By Megan Herson
The mantra of achieving emotional, physical and spiritual happiness seems to echo throughout every facet of life. From social media and television, to work and study, it seems to be inculcated into our generation that it is necessary to find a way to equally incorporate social life, family connections, hobbies, physical activity, and spirituality into our lives in order to be happy.
Social influencers have been able to make an entire career out of posting photos about their seemingly perfectly balanced life. It was not until very recently that I realised that the components of achieving a balance in life actually makes quite a long list. How on earth am I able to engage in extra-curricular activities while I try to understand the difference between aortic stenosis and mitral regurgitation whilst simultaneously keeping up appearances at my friend’s social events, and remembering to get my daily dose of veges whilst I rush to gym to stay physically active? Just reading that sentence makes me anxious! The components of keeping a balanced life seem attainable, but cannot all necessarily be maintained at the same time. I am not saying that career, connections, physically health, and spirituality are unimportant, but rather that it is difficult to focus on all aspects equally without collapsing under the pressure. It is okay – even healthy (in my humble and not-yet-medical-professional opinion) – for work and life to be experienced unequally.
Having a perfect balance of work and life, in order to achieve a state of wellbeing, seems a fallacy to me. We are all at different life stages with different priorities. Placing more attention on one aspect of life at a time may actually support wellbeing by attenuating the stress of achieving everything in balance. If you are at a stage of life where focusing on career is more important to you than going to parties, you can focus on that aspect of life for a period of time.
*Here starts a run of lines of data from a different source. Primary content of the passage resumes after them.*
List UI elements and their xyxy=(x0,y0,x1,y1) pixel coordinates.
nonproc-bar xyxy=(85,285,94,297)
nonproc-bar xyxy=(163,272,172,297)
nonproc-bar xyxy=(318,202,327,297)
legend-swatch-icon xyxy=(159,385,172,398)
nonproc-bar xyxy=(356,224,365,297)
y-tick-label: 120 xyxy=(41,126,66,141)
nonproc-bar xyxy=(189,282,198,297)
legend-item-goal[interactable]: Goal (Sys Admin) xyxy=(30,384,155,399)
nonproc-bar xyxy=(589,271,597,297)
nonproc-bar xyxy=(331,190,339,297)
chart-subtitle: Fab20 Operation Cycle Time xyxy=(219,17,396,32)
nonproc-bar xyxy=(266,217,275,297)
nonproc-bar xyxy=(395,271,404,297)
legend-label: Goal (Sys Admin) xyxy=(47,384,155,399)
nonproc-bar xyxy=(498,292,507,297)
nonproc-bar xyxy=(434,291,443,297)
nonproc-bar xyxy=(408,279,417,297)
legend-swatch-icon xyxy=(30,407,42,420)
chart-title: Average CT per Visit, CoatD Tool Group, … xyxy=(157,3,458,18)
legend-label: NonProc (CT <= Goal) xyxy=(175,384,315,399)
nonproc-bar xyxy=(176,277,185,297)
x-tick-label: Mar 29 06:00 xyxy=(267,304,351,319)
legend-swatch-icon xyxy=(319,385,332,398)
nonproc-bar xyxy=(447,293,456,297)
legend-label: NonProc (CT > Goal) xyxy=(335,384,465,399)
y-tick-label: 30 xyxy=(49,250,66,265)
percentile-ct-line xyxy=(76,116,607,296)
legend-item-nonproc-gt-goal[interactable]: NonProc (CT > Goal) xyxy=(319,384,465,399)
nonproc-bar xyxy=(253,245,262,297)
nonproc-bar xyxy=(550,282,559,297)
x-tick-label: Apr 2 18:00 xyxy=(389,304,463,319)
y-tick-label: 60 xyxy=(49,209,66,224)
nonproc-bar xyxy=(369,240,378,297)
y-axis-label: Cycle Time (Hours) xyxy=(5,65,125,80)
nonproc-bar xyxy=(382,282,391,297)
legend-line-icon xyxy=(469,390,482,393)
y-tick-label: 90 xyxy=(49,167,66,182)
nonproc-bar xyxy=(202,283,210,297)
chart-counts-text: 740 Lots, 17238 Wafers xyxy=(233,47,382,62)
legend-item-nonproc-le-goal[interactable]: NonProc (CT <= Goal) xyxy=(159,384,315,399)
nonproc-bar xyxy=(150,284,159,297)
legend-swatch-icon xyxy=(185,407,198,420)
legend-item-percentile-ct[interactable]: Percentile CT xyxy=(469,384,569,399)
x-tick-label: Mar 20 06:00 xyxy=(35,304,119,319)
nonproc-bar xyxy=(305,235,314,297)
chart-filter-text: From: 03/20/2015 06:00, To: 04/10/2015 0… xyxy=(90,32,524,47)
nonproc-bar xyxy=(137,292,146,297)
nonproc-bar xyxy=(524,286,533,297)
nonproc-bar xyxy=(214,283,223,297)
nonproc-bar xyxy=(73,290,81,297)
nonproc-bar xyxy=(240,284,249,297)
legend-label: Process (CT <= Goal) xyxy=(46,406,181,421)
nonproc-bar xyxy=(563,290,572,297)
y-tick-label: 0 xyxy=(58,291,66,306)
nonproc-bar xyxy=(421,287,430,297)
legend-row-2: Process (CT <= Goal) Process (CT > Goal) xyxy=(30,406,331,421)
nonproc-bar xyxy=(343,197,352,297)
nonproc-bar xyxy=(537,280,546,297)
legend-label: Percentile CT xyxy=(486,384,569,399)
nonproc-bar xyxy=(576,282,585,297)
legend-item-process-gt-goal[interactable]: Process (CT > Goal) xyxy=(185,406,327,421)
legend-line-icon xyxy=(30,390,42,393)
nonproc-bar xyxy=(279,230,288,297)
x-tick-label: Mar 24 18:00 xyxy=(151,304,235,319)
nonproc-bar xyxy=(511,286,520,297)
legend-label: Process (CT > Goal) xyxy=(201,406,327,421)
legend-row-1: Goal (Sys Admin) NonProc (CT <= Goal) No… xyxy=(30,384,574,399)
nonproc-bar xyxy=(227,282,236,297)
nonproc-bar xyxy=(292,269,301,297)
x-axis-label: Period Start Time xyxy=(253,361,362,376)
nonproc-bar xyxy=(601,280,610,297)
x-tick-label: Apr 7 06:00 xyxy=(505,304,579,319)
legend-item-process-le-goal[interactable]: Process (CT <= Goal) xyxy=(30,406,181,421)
If you are in a stage where you need a break from driving career and want to focus on personal growth, it is okay to put more energy into spirituality, social connectedness and emotional wellbeing. Of course, it is always important to have some aspect of all components of wellbeing in play; however, it may not be possible to give a hundred percent of yourself to your career, physical fitness, spirituality and connectedness all at once. Acknowledge that you may not be able to balance every single aspect of what makes life ‘healthy’ equally all the time, yet you’ll still be able to make the best decision for yourself at that particular point in your life. The caveat is to remember to limit the amount of time that maximal attention is spent on one component of life, and to alter the focus depending on what your priority is during that period of time.
Here are my top tips for achieving a state of wellbeing from one type-A to another:
Let go of some of that medical-student-perfectionism. Okay, this is quite hypocritical because I find this difficult at the best of times… but perfectionism is unattainable, and you cannot give yourself completely to every aspect of your life at the same time. Focus on what you need at that stage of life. Balance is important, but it is impossible to manage everything that is important to you equally and at once.
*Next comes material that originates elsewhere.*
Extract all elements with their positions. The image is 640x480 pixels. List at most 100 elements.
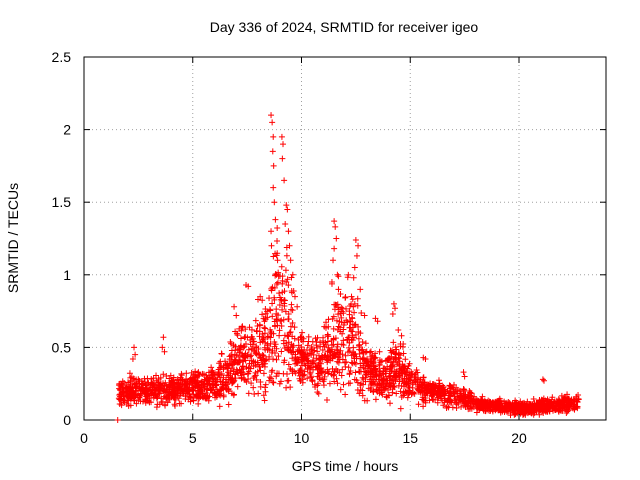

Have a few phone-free hours every day. Constantly being on our phones makes us available to people every hour of every day, and makes the world available to us every hour of every day. A sense of urgency is thus created, with the constant need for instant gratification producing a need to rush through life rather than enjoying it slowly.
Be kind to yourself – a concept that is perhaps the most important yet hardest one to accept and accomplish. Acknowledging what you need to be happy – and putting your needs before others – not only identifies what your priorities are in life, making it easier to realise where your focus is needed, but also automatically makes you a happier person.
Finally, be kind to others. You never know what someone else is going through, and one seemingly trivial comment or act may have a disproportionate impact on another person. This has been said before but medicine is hard and it may not be possible to give it everything all the time, whilst juggling so many different things at once. However by supporting ourselves and each-other we can give it our best and enjoy the journey at the same time.